Mas pondera que, termos da pesquisa agropecuária dentro do Brasil, “tem outras áreas que a Embrapa é colocada como detentora do conhecimento, mas a maior parte do que produzem como pesquisa, cerca de 96% do que é produzido é feito em colaboração, e desse valor, 70% é feito em colaboração com universidades brasileiras, e, às vezes, essa colaboração não é reconhecida”.

Ela classifica que, em áreas estratégicas, a Embrapa é “fundamental”.

VÍDEO – Stédile diz que invasão de área da Embrapa foi “erro”

Connie McManus cita um levantamento feito por ela em 2021, que revela que a Embrapa era responsável por apenas por 4% dos cultivares do Brasil, e a maior parte, é de empresas privadas.

“Obviamente a Embrapa pode estar desenvolvendo algum produto que não dependa de alta produtividade ou algo específico, mas, isto está sendo desenvolvido com universidades. Então, tem áreas que a Embrapa poderia ser mais estratégica, olhando para o futuro”, complementa.

“Há pesquisas de produtos que já são patenteados no exterior, então, para que repetir patentes, ao invés de desenvolver novos produtos como bioinsumos?”, questiona.

Para ela, isso poderia ser uma área estratégica, “pois, se olhar a guerra da Ucrânia, ela prejudicou o envio de materiais, então essa é uma área que poderia ter mais esforço ao invés de repetir patentes já existentes”.

“Então seria bom colocar na empresa algo que outros países não estão criando, e que o Brasil precisa ao invés de repetir estudos que já existem”, conclui.

“Perdemos tempo com formulários”

A pesquisadora da Embrapa Hortaliças desde 1997, Alice Nagata avalia que o excesso de procedimentos burocráticos na Embrapa prejudica a produção da estatal em pesquisa agrícola.

“Nós temos sofrido com esse problema, que é o excesso de burocracias aqui dentro.
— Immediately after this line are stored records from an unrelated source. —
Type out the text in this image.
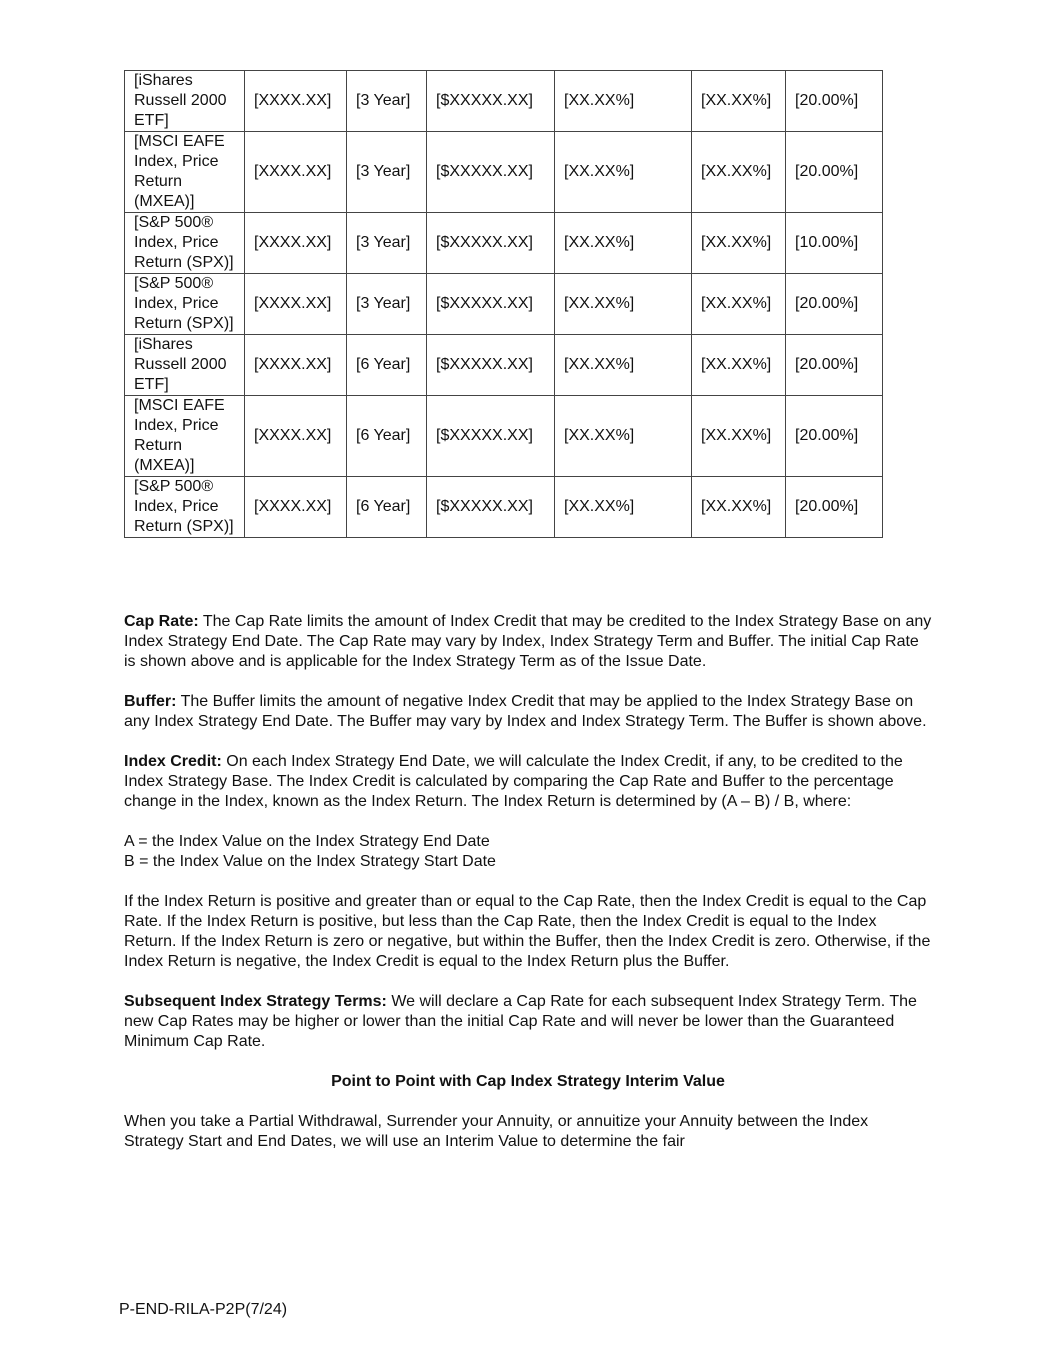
[iShares Russell 2000 ETF]	[XXXX.XX]	[3 Year]	[$XXXXX.XX]	[XX.XX%]	[XX.XX%]	[20.00%]
[MSCI EAFE Index, Price Return (MXEA)]	[XXXX.XX]	[3 Year]	[$XXXXX.XX]	[XX.XX%]	[XX.XX%]	[20.00%]
[S&P 500® Index, Price Return (SPX)]	[XXXX.XX]	[3 Year]	[$XXXXX.XX]	[XX.XX%]	[XX.XX%]	[10.00%]
[S&P 500® Index, Price Return (SPX)]	[XXXX.XX]	[3 Year]	[$XXXXX.XX]	[XX.XX%]	[XX.XX%]	[20.00%]
[iShares Russell 2000 ETF]	[XXXX.XX]	[6 Year]	[$XXXXX.XX]	[XX.XX%]	[XX.XX%]	[20.00%]
[MSCI EAFE Index, Price Return (MXEA)]	[XXXX.XX]	[6 Year]	[$XXXXX.XX]	[XX.XX%]	[XX.XX%]	[20.00%]
[S&P 500® Index, Price Return (SPX)]	[XXXX.XX]	[6 Year]	[$XXXXX.XX]	[XX.XX%]	[XX.XX%]	[20.00%]

Cap Rate: The Cap Rate limits the amount of Index Credit that may be credited to the Index Strategy Base on any Index Strategy End Date. The Cap Rate may vary by Index, Index Strategy Term and Buffer. The initial Cap Rate is shown above and is applicable for the Index Strategy Term as of the Issue Date.

Buffer: The Buffer limits the amount of negative Index Credit that may be applied to the Index Strategy Base on any Index Strategy End Date. The Buffer may vary by Index and Index Strategy Term. The Buffer is shown above.

Index Credit: On each Index Strategy End Date, we will calculate the Index Credit, if any, to be credited to the Index Strategy Base. The Index Credit is calculated by comparing the Cap Rate and Buffer to the percentage change in the Index, known as the Index Return. The Index Return is determined by (A – B) / B, where:

A = the Index Value on the Index Strategy End Date
B = the Index Value on the Index Strategy Start Date

If the Index Return is positive and greater than or equal to the Cap Rate, then the Index Credit is equal to the Cap Rate. If the Index Return is positive, but less than the Cap Rate, then the Index Credit is equal to the Index Return. If the Index Return is zero or negative, but within the Buffer, then the Index Credit is zero. Otherwise, if the Index Return is negative, the Index Credit is equal to the Index Return plus the Buffer.

Subsequent Index Strategy Terms: We will declare a Cap Rate for each subsequent Index Strategy Term. The new Cap Rates may be higher or lower than the initial Cap Rate and will never be lower than the Guaranteed Minimum Cap Rate.

Point to Point with Cap Index Strategy Interim Value

When you take a Partial Withdrawal, Surrender your Annuity, or annuitize your Annuity between the Index Strategy Start and End Dates, we will use an Interim Value to determine the fair

P-END-RILA-P2P(7/24)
Então nós perdemos muito tempo em preencher formulários e isso tem diminuído nosso tempo de pesquisa em todas as áreas, e dificulta firmar novas parcerias. Até isso que seria externo, acaba sendo dificultado e atrasa o processo”, afirma Alice.

Alice defende que a Embrapa coloque a pesquisa como algo prioritário, “pois, hoje, o que vimos que é prioridade é a governança e gestão da pesquisa”.
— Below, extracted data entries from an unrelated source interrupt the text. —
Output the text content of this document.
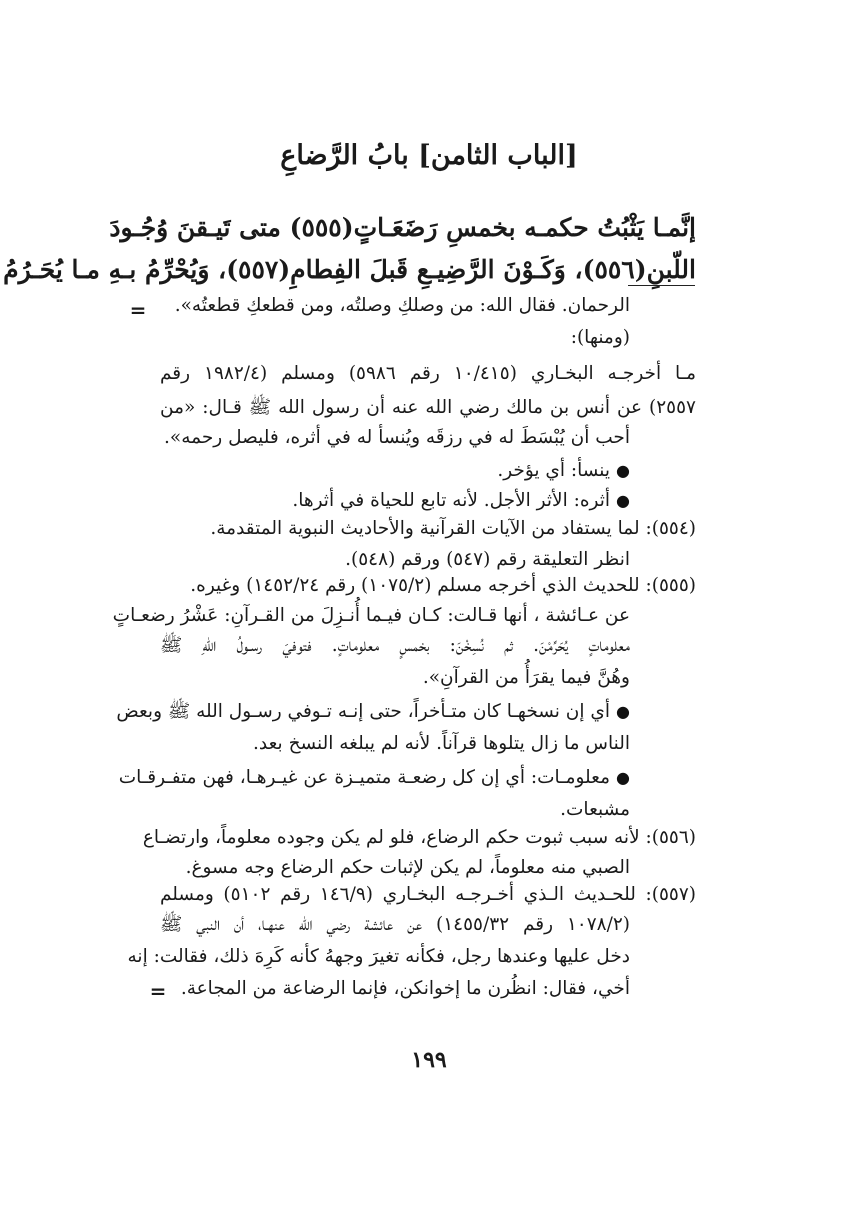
[الباب الثامن] بابُ الرَّضاعِ
إنَّمـا يَثْبُتُ حكمـه بخمسِ رَضَعَـاتٍ(٥٥٥) متى تَيـقنَ وُجُـودَ
اللّبنِ(٥٥٦)، وَكَـوْنَ الرَّضِيـعِ قَبلَ الفِطامِ(٥٥٧)، وَيُحْرِّمُ بـهِ مـا يُحَـرُمُ
= الرحمان. فقال الله: من وصلكِ وصلتُه، ومن قطعكِ قطعتُه».
(ومنها):
مـا أخرجـه البخـاري (١٠/٤١٥ رقم ٥٩٨٦) ومسلم (١٩٨٢/٤ رقم
٢٥٥٧) عن أنس بن مالك رضي الله عنه أن رسول الله ﷺ قـال: «من
أحب أن يُبْسَطَ له في رزقَه ويُنسأ له في أثره، فليصل رحمه».
●ينسأ: أي يؤخر.
●أثره: الأثر الأجل. لأنه تابع للحياة في أثرها.
(٥٥٤): لما يستفاد من الآيات القرآنية والأحاديث النبوية المتقدمة.
انظر التعليقة رقم (٥٤٧) ورقم (٥٤٨).
(٥٥٥): للحديث الذي أخرجه مسلم (١٠٧٥/٢) رقم ١٤٥٢/٢٤) وغيره.
عن عـائشة ، أنها قـالت: كـان فيـما أُنـزِلَ من القـرآنِ: عَشْرُ رضعـاتٍ
معلوماتٍ يُحَرِّمْنَ. ثم نُسِخْنَ: بخمسٍ معلوماتٍ. فتوفيَ رسـولُ اللهِ ﷺ
وهُنَّ فيما يقرَأُ من القرآنِ».
●أي إن نسخهـا كان متـأخراً، حتى إنـه تـوفي رسـول الله ﷺ وبعض
الناس ما زال يتلوها قرآناً. لأنه لم يبلغه النسخ بعد.
●معلومـات: أي إن كل رضعـة متميـزة عن غيـرهـا، فهن متفـرقـات
مشبعات.
(٥٥٦): لأنه سبب ثبوت حكم الرضاع، فلو لم يكن وجوده معلوماً، وارتضـاع
الصبي منه معلوماً، لم يكن لإثبات حكم الرضاع وجه مسوغ.
(٥٥٧): للحـديث الـذي أخـرجـه البخـاري (١٤٦/٩ رقم ٥١٠٢) ومسلم
(١٠٧٨/٢ رقم ١٤٥٥/٣٢) عن عائشة رضي الله عنهـا، أن النبي ﷺ
دخل عليها وعندها رجل، فكأنه تغيرَ وجههُ كأنه كَرِهَ ذلك، فقالت: إنه
أخي، فقال: انظُرن ما إخوانكن، فإنما الرضاعة من المجاعة.
=
١٩٩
“Ter mais profissionalismo deixaria que o pesquisador realizasse seu trabalho profissionalmente. E não que o pesquisador tenha que sair da sua área e realizar outros trabalhos. Acho que falta profissionalismo em algumas etapas, como feedback e contratação”.

A especialista defende com ênfase a descentralização de decisões em Brasília.

“O mais importante é investir em estratégias, decidir o que a Embrapa precisa fazer, como fazer e qual forma fazer a pesquisa, nós achamos que falta essa análise, de como a Embrapa pode entregar mais resultados para a sociedade”, complementa.

As queixas de Alice são referendadas por outros pesquisadores com quem a CNN conversou e que levaram um grupo de servidores da empresa a encaminhar, sete anos atrás, um documento para a cúpula da empresa reivindicando mudanças na gestão da Embrapa.

Eles elaboraram uma lista de tópicos considerados como problemáticos por funcionários da Embrapa e de medidas sugeridas para solucioná-los, que merecem ser consideradas pela Diretoria Executiva, com pontos semelhantes aos que foram apontados pelo grupo de trabalho atual.

Os pesquisadores falaram, em 2016, por exemplo, que “é necessário reduzir drasticamente a burocracia em todos os processos da empresa”.

Mencionaram a necessidade de “descentralização e autonomia”, de “simplificar o conteúdo descritivo dos projetos nos formulários eletrônicos internos” e melhorar “gestão de pessoas”.

Os desafios internos da Embrapa não impediram a estatal de continuar dando bons frutos ao país.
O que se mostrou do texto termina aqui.